Sulla mia seduta rivestita di porpora avevo sempre desiderato ospitare un re: uno di quelli con un ampio mantello, lo scettro in mano, la corona d’oro e pietre preziose…magari Cesare Augusto in persona!
Da sempre mi trovavo invece nel pretorio di Gerusalemme per far da sedile a Pilato, il governatore romano: un personaggio di rilievo, certo, ma mai quanto un re… Quella mattina però un gran viavai sin dall’alba mi aveva insospettito.
Forse stava davvero arrivando una persona importante: il re Cesare in carne e ossa? Più i minuti passavano, più l’andirivieni aumentava e mi convincevo che presto sulla mia seduta si sarebbe accomodato qualcuno di davvero importante: finalmente il mio sogno stava per avverarsi!
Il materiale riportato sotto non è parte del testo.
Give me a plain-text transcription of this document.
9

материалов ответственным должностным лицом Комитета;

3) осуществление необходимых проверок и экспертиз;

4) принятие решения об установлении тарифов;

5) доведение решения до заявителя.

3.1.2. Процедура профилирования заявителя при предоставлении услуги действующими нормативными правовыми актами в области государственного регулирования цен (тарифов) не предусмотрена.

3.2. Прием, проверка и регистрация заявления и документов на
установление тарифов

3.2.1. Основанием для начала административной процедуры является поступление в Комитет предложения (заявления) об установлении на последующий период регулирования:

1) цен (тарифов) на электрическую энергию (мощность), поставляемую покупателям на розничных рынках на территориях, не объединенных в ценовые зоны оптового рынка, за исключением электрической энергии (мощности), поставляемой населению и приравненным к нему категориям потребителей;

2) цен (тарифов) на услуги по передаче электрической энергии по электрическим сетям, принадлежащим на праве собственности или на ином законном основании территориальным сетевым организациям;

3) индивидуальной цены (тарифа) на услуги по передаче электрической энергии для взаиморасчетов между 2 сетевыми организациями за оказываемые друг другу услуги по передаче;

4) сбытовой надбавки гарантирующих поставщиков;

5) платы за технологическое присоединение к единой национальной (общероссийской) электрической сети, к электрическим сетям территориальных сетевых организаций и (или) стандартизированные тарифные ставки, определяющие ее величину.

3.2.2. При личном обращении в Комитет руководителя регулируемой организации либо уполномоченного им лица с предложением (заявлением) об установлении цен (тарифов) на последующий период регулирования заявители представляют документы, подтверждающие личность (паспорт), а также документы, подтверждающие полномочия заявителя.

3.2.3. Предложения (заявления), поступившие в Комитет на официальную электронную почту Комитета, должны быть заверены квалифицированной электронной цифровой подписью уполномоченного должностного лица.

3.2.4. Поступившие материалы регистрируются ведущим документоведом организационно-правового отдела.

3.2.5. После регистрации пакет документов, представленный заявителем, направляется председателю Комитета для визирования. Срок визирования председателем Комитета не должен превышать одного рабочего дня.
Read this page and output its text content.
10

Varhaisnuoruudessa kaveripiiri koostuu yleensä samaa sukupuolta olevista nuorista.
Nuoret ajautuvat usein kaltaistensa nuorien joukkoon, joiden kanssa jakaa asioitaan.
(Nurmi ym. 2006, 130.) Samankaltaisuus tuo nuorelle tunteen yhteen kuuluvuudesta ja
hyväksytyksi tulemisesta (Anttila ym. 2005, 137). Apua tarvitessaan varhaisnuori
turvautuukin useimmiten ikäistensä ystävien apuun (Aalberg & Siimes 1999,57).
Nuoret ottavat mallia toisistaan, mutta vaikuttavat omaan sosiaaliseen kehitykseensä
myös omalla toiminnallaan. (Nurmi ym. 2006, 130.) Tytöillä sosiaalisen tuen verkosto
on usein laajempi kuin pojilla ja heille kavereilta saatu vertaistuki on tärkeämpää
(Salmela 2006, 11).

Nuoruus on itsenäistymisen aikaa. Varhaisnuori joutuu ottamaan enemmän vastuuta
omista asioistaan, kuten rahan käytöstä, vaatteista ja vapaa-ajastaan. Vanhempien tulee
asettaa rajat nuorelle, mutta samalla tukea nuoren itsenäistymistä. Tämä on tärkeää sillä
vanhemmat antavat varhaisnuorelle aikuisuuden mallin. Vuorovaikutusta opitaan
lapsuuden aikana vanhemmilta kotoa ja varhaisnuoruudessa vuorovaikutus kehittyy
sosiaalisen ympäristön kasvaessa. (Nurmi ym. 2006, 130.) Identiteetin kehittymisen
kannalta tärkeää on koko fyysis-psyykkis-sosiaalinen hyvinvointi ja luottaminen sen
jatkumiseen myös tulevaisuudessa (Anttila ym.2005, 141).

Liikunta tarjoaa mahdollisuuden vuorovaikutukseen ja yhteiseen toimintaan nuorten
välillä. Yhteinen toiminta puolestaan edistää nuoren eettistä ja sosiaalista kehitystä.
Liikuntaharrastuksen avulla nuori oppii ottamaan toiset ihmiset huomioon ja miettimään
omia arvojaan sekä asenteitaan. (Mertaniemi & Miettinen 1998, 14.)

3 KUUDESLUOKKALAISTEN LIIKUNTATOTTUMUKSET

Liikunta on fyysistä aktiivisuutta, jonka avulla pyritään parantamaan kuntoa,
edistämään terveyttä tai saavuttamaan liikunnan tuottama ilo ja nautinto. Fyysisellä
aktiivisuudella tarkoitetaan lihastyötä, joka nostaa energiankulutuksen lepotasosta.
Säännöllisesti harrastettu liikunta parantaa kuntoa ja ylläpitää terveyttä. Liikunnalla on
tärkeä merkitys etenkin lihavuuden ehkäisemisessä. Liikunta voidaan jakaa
Vidi entrare nel pretorio Pilato, che non amavo molto per la verità. Insieme a lui c’era un giovane sino allora mai visto. Non ebbi nemmeno il tempo di ipotizzare chi fosse, che iil governatore gli chiese bruscamente: “ Allora, tu sei il re dei Giudei?”. Ero sbalordito: il re dei Giudei?!. Senza mantello, scettro, né corona, come poteva essere un re quel giovane? Lo osservai bene:
Sul suo volto un’espressione serena e amichevole mi rassicurava e mi ispirava una forte simpatia, ma non sembrava affatto un re! Subito rispose: “Dici questo da te, oppure altri ti hanno parlato di me?“.E Pilato: “Sono forse io Giudeo? La tua gente e i capi dei sacerdoti ti hanno consegnato a me. Che cosa hai fatto?” Capii che c’era qualcosa che non andava. Mi tornò alla mente un colloquio che avevo sentito qualche mese prima nel pretorio, quando il governatore aveva ricevuto l’insolita visita di Caifa, sommo sacerdote. Parlavano di un giovane, un certo Gesù, che in pochi mesi si era fatto centinaia e centinaia di discepoli.le folle erano estasiate dal suo operare guarigioni, dare cibo agli affamati, consolare gli afflitti, tanto che Caifa era venuto subito a riferire a Pilato mettendolo all’erta. “Se continuiamo a lasciargli il campo libero prima o poi il popolo lo proclamerà re: dobbiamo coalizzarci e farlo fuori in qualche modo!”, aveva detto il sommo sacerdote, con un tono totalmente minaccioso da non scordarlo più. Sì, il giovane davanti a Pilato doveva essere quel Gesù di cui avevo sentito parlare.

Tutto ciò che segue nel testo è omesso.